Linkedin’s five most overused words

Buzz words crop up in classwork all the time.  Here are five to avoid, culled from Linkedin’s research. I’ve edited, and added my own comments:


As one might expect, they’re terms that sound awfully nice but say almost nothing specific about a person.

Dynamic is at No. 10.

At No. 9 is communication skills, and at No. 8 we have problem solving. Both of these guarantee nothing more than the person not being paralyzed by the prospect of a conversation or an empty stapler. Innovative is No. 7 and motivated is No. 6 — two more generic adjectives suggesting attributes that an employer would probably like to take for granted.

Track record is at No. 5. Note that it is not specified whether this track record is good or bad, though this person definitely has a track record of some kind. More important, a curriculum vitae is a track record in and of itself.

At No. 4, we have extensive experience. (Please see above paragraph.)

At No. 3 is effective, a promise that when you are being dynamic, you’re really making the most of it. And in second place,  organizational — it’s like saying one is punctual or has neat handwriting.

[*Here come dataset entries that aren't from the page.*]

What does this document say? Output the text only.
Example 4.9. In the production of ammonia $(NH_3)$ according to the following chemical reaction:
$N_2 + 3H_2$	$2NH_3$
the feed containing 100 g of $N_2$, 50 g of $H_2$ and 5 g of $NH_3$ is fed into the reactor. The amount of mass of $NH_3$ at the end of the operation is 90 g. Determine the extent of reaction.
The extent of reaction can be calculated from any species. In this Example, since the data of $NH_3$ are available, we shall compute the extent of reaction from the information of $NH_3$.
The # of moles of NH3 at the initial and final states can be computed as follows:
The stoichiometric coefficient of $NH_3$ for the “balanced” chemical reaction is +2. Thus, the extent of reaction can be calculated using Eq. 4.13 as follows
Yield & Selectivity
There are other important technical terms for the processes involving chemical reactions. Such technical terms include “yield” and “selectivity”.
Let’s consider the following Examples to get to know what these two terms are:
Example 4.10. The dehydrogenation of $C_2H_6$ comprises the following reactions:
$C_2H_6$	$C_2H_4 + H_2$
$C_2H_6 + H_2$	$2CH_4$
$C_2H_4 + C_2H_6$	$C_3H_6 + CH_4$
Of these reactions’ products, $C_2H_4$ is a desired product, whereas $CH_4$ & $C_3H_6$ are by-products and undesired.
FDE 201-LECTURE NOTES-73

And the No. one most overused professional buzzword is creative. This attribute, like many of the others, is one that is better shown than told. As LinkedIn’s connection director put it in a release, “Give concrete examples of results you’ve achieved whenever possible and reference attributes that are specific to you.” And please, never use the word synergy without your tongue firmly pressed into your cheek.

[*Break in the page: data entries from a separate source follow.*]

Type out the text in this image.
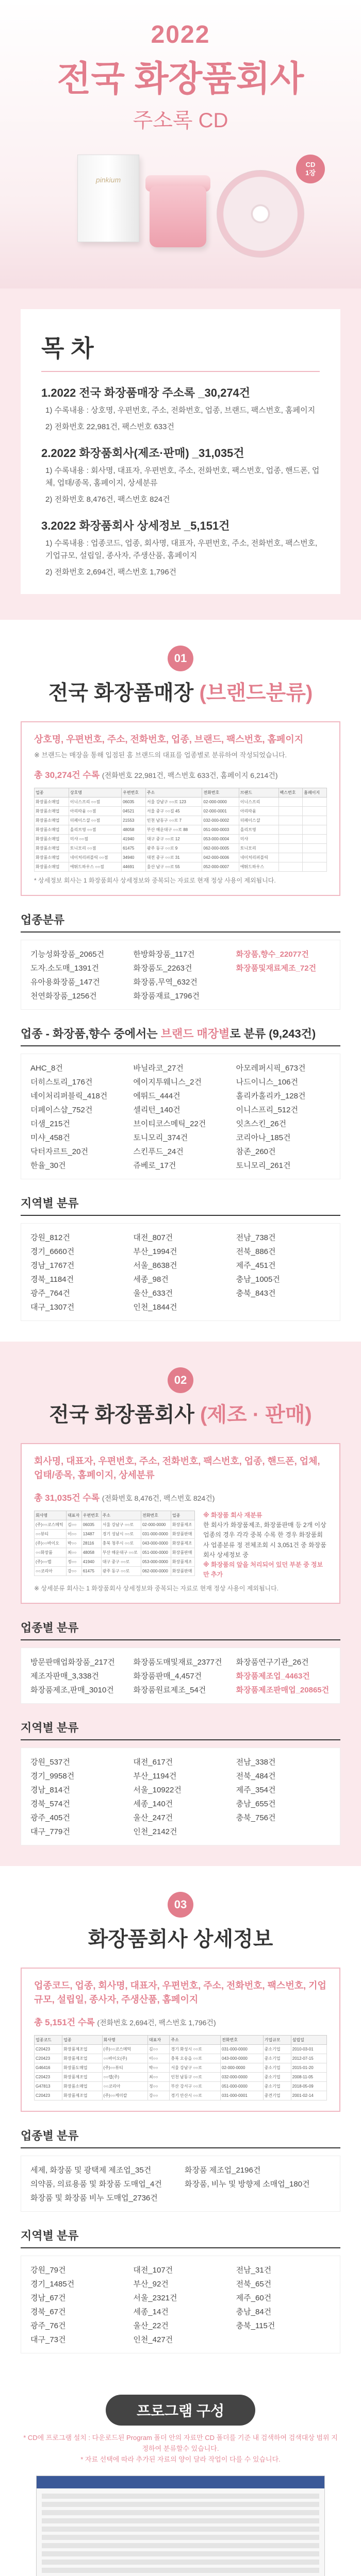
2022
전국 화장품회사
주소록 CD
pinkium
CD
1장
목 차
1.2022 전국 화장품매장 주소록 _30,274건
1) 수록내용 : 상호명, 우편번호, 주소, 전화번호, 업종, 브랜드, 팩스번호, 홈페이지
2) 전화번호 22,981건, 팩스번호 633건
2.2022 화장품회사(제조·판매) _31,035건
1) 수록내용 : 회사명, 대표자, 우편번호, 주소, 전화번호, 팩스번호, 업종, 핸드폰, 업체, 업태/종목, 홈페이지, 상세분류
2) 전화번호 8,476건, 팩스번호 824건
3.2022 화장품회사 상세정보 _5,151건
1) 수록내용 : 업종코드, 업종, 회사명, 대표자, 우편번호, 주소, 전화번호, 팩스번호, 기업규모, 설립일, 종사자, 주생산품, 홈페이지
2) 전화번호 2,694건, 팩스번호 1,796건
01
전국 화장품매장 (브랜드분류)
상호명, 우편번호, 주소, 전화번호, 업종, 브랜드, 팩스번호, 홈페이지
※ 브랜드는 매장을 통해 입점된 홈 브랜드의 대표를 업종별로 분류하여 작성되었습니다.
총 30,274건 수록 (전화번호 22,981건, 팩스번호 633건, 홈페이지 6,214건)
업종	상호명	우편번호	주소	전화번호	브랜드	팩스번호	홈페이지
화장품소매업	이니스프리 ○○점	06035	서울 강남구 ○○로 123	02-000-0000	이니스프리		
화장품소매업	아리따움 ○○점	04521	서울 중구 ○○길 45	02-000-0001	아리따움		
화장품소매업	더페이스샵 ○○점	21553	인천 남동구 ○○로 7	032-000-0002	더페이스샵		
화장품소매업	올리브영 ○○점	48058	부산 해운대구 ○○로 88	051-000-0003	올리브영		
화장품소매업	미샤 ○○점	41940	대구 중구 ○○로 12	053-000-0004	미샤		
화장품소매업	토니모리 ○○점	61475	광주 동구 ○○로 9	062-000-0005	토니모리		
화장품소매업	네이처리퍼블릭 ○○점	34940	대전 중구 ○○로 31	042-000-0006	네이처리퍼블릭		
화장품소매업	에뛰드하우스 ○○점	44691	울산 남구 ○○로 55	052-000-0007	에뛰드하우스		
* 상세정보 회사는 1 화장품회사 상세정보와 중복되는 자료로 현재 정상 사용이 제외됩니다.
업종분류
기능성화장품_2065건	한방화장품_117건	화장품,향수_22077건
도자.소도매_1391건	화장품도_2263건	화장품및재료제조_72건
유아용화장품_147건	화장품,무역_632건
천연화장품_1256건	화장품재료_1796건
업종 - 화장품,향수 중에서는 브랜드 매장별로 분류 (9,243건)
AHC_8건	바닐라코_27건	아모레퍼시픽_673건
더히스토리_176건	에이지투웨니스_2건	나드이니스_106건
네이처리퍼블릭_418건	에뛰드_444건	홀리카홀리카_128건
더페이스샵_752건	셀리턴_140건	이니스프리_512건
더샘_215건	브이티코스메틱_22건	잇츠스킨_26건
미샤_458건	토니모리_374건	코리아나_185건
닥터자르트_20건	스킨푸드_24건	참존_260건
한율_30건	쥬베로_17건	토니모리_261건
지역별 분류
강원_812건	대전_807건	전남_738건
경기_6660건	부산_1994건	전북_886건
경남_1767건	서울_8638건	제주_451건
경북_1184건	세종_98건	충남_1005건
광주_764건	울산_633건	충북_843건
대구_1307건	인천_1844건
02
전국 화장품회사 (제조 · 판매)
회사명, 대표자, 우편번호, 주소, 전화번호, 팩스번호, 업종, 핸드폰, 업체, 업태/종목, 홈페이지, 상세분류
총 31,035건 수록 (전화번호 8,476건, 팩스번호 824건)
회사명	대표자	우편번호	주소	전화번호	업종
(주)○○코스메틱	김○○	06035	서울 강남구 ○○로	02-000-0000	화장품제조
○○뷰티	이○○	13487	경기 성남시 ○○로	031-000-0000	화장품판매
(주)○○바이오	박○○	28116	충북 청주시 ○○로	043-000-0000	화장품제조
○○화장품	최○○	48058	부산 해운대구 ○○로	051-000-0000	화장품판매
(주)○○랩	정○○	41940	대구 중구 ○○로	053-000-0000	화장품제조
○○코리아	강○○	61475	광주 동구 ○○로	062-000-0000	화장품판매
※ 화장품 회사 재분류
한 회사가 화장품제조, 화장품판매 등 2개 이상 업종의 경우 각각 중복 수록 한 경우 화장품회사 업종분류 정 전체조회 시 3,051건 중 화장품회사 상세정보 중
※ 화장품의 앞을 처리되어 있던 부분 중 정보만 추가
※ 상세분류 회사는 1 화장품회사 상세정보와 중복되는 자료로 현재 정상 사용이 제외됩니다.
업종별 분류
방문판매업화장품_217건	화장품도매및재료_2377건	화장품연구기관_26건
제조자판매_3,338건	화장품판매_4,457건	화장품제조업_4463건
화장품제조,판매_3010건	화장품원료제조_54건	화장품제조판매업_20865건
지역별 분류
강원_537건	대전_617건	전남_338건
경기_9958건	부산_1194건	전북_484건
경남_814건	서울_10922건	제주_354건
경북_574건	세종_140건	충남_655건
광주_405건	울산_247건	충북_756건
대구_779건	인천_2142건
03
화장품회사 상세정보
업종코드, 업종, 회사명, 대표자, 우편번호, 주소, 전화번호, 팩스번호, 기업규모, 설립일, 종사자, 주생산품, 홈페이지
총 5,151건 수록 (전화번호 2,694건, 팩스번호 1,796건)
업종코드	업종	회사명	대표자	주소	전화번호	기업규모	설립일
C20423	화장품제조업	(주)○○코스메틱	김○○	경기 화성시 ○○로	031-000-0000	중소기업	2010-03-01
C20423	화장품제조업	○○바이오(주)	이○○	충북 오송읍 ○○로	043-000-0000	중소기업	2012-07-15
G46416	화장품도매업	(주)○○뷰티	박○○	서울 강남구 ○○로	02-000-0000	중소기업	2015-01-20
C20423	화장품제조업	○○랩(주)	최○○	인천 남동구 ○○로	032-000-0000	중소기업	2008-11-05
G47813	화장품소매업	○○코리아	정○○	부산 강서구 ○○로	051-000-0000	중소기업	2018-05-09
C20423	화장품제조업	(주)○○케미칼	강○○	경기 안산시 ○○로	031-000-0001	중견기업	2001-02-14
업종별 분류
세제, 화장품 및 광택제 제조업_35건	화장품 제조업_2196건
의약품, 의료용품 및 화장품 도매업_4건	화장품, 비누 및 방향제 소매업_180건
화장품 및 화장품 비누 도매업_2736건
지역별 분류
강원_79건	대전_107건	전남_31건
경기_1485건	부산_92건	전북_65건
경남_67건	서울_2321건	제주_60건
경북_67건	세종_14건	충남_84건
광주_76건	울산_22건	충북_115건
대구_73건	인천_427건
프로그램 구성
* CD에 프로그램 설치 : 다운로드된 Program 폴더 안의 자료만 CD 폴더를 기준 내 검색하여 검색대상 범위 지정하여 분류할수 있습니다.
* 자료 선택에 따라 추가된 자료의 양이 달라 작업이 다를 수 있습니다.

I haven’t done the kind of research Linkedin has done, but perhaps the second most common writing error in essays in my classes is lack of specificity (see creative above). Yesterday I asked a student, “What do you mean when you write ‘Living in America is so awesome?'”  When she and her peer group stumbled over reasons, I said “If you can’t think of specific reasons why living in America, as opposed to living in, say, Australia or France, is awesome then you shouldn’t use that phrase.”  (They came up with some pretty good ones once they put their minds to it.)